Return to the Applications List page.

Click next to the Druva application and select IDP initiated URLs. The IDP Initiated URLs dialog box appears.

Copy the value in the No relay state field and paste it in to the text file.

Click OK to close the dialog box.

Save the text file.

Step 5: Configure SSO in Druva for Identity as a ServiceStep 5: Configure SSO in Druva for Identity as a Service

Return to the Druva Cloud Settings and click Edit for the Single Sign-On. The Edit Single Sign-On Settings page appears.

In the ID Provider Login URL field, enter the IDP initiated URLs you copied in Step 4: Copy the SAML signing certificate and IDP initiated URLs from IDaaS.

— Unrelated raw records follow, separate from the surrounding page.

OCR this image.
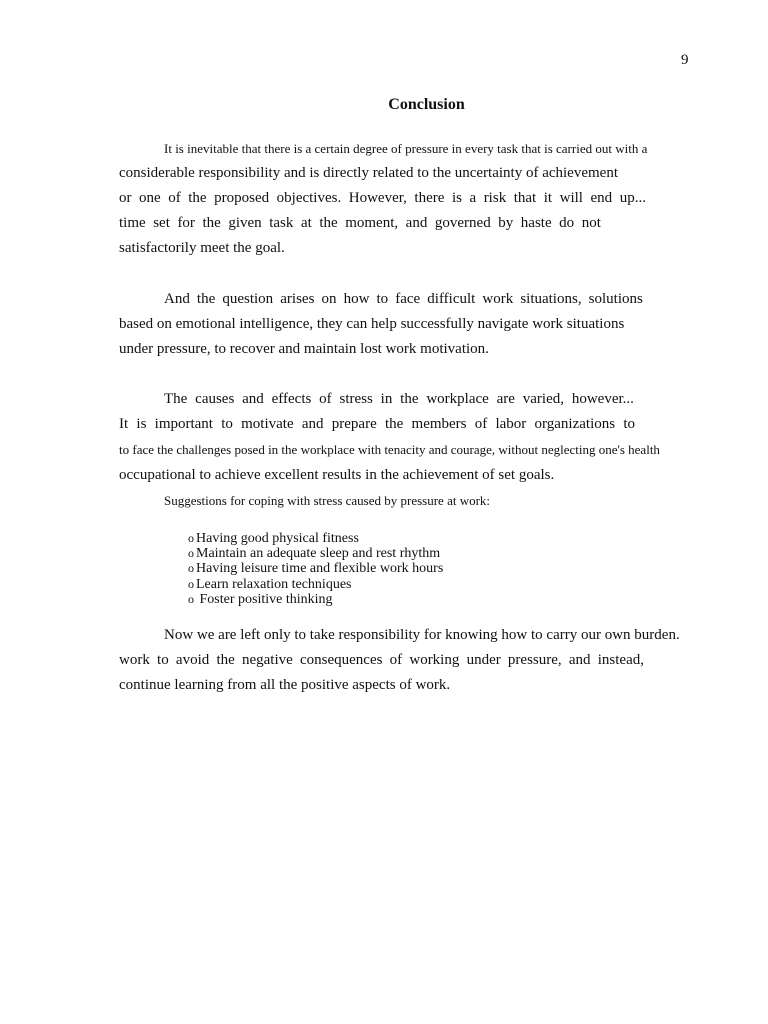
9
Conclusion
It is inevitable that there is a certain degree of pressure in every task that is carried out with a
considerable responsibility and is directly related to the uncertainty of achievement
or one of the proposed objectives. However, there is a risk that it will end up...
time set for the given task at the moment, and governed by haste do not
satisfactorily meet the goal.
And the question arises on how to face difficult work situations, solutions
based on emotional intelligence, they can help successfully navigate work situations
under pressure, to recover and maintain lost work motivation.
The causes and effects of stress in the workplace are varied, however...
It is important to motivate and prepare the members of labor organizations to
to face the challenges posed in the workplace with tenacity and courage, without neglecting one's health
occupational to achieve excellent results in the achievement of set goals.
Suggestions for coping with stress caused by pressure at work:
o Having good physical fitness
o Maintain an adequate sleep and rest rhythm
o Having leisure time and flexible work hours
o Learn relaxation techniques
o Foster positive thinking
Now we are left only to take responsibility for knowing how to carry our own burden.
work to avoid the negative consequences of working under pressure, and instead,
continue learning from all the positive aspects of work.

In the ID Provider Certificate field, enter the SAML Certificate you copied in Step 4: Copy the SAML signing certificate and IDP initiated URLs from IDaaS.

Click Save.

Step 6: Test the integrationStep 6: Test the integration

Testing Service Provider Login

Open a Web browser and enter the URL https://login.druva.com/login . You are directed to Identity as a Service.

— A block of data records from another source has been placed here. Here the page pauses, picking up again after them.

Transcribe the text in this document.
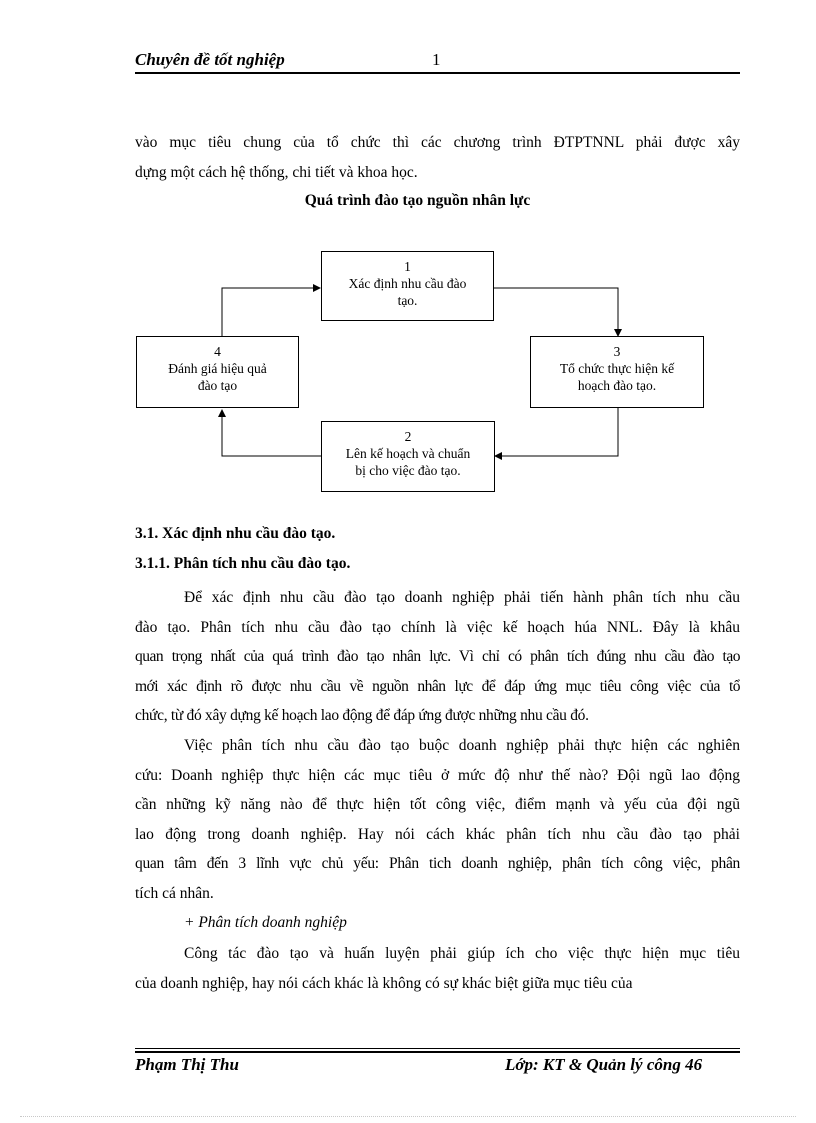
Chuyên đề tốt nghiệp	1
vào mục tiêu chung của tổ chức thì các chương trình ĐTPTNNL phải được xây
dựng một cách hệ thống, chi tiết và khoa học.
Quá trình đào tạo nguồn nhân lực
1
Xác định nhu cầu đào
tạo.
3
Tổ chức thực hiện kế
hoạch đào tạo.
2
Lên kế hoạch và chuẩn
bị cho việc đào tạo.
4
Đánh giá hiệu quả
đào tạo
3.1. Xác định nhu cầu đào tạo.
3.1.1. Phân tích nhu cầu đào tạo.
Để xác định nhu cầu đào tạo doanh nghiệp phải tiến hành phân tích nhu cầu
đào tạo. Phân tích nhu cầu đào tạo chính là việc kế hoạch húa NNL. Đây là khâu
quan trọng nhất của quá trình đào tạo nhân lực. Vì chỉ có phân tích đúng nhu cầu đào tạo
mới xác định rõ được nhu cầu về nguồn nhân lực để đáp ứng mục tiêu công việc của tổ
chức, từ đó xây dựng kế hoạch lao động để đáp ứng được những nhu cầu đó.
Việc phân tích nhu cầu đào tạo buộc doanh nghiệp phải thực hiện các nghiên
cứu: Doanh nghiệp thực hiện các mục tiêu ở mức độ như thế nào? Đội ngũ lao động
cần những kỹ năng nào để thực hiện tốt công việc, điểm mạnh và yếu của đội ngũ
lao động trong doanh nghiệp. Hay nói cách khác phân tích nhu cầu đào tạo phải
quan tâm đến 3 lĩnh vực chủ yếu: Phân tich doanh nghiệp, phân tích công việc, phân
tích cá nhân.
+ Phân tích doanh nghiệp
Công tác đào tạo và huấn luyện phải giúp ích cho việc thực hiện mục tiêu
của doanh nghiệp, hay nói cách khác là không có sự khác biệt giữa mục tiêu của
Phạm Thị Thu	Lớp: KT & Quản lý công 46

Enter your Druva Cloud account User ID and click Next.

Respond to the second-factor authentication challenge. If you respond successfully, you are logged in to the Druva Console Home page.

Testing Identity as a Service redirect log in

 Log in to your Identity as a Service account.

Go to your My Profile page if you are not already there.

Under Applications, click Druva SAML.

Respond to the second-factor authentication challenge. If you respond successfully, you are logged in to Druva Console Home page.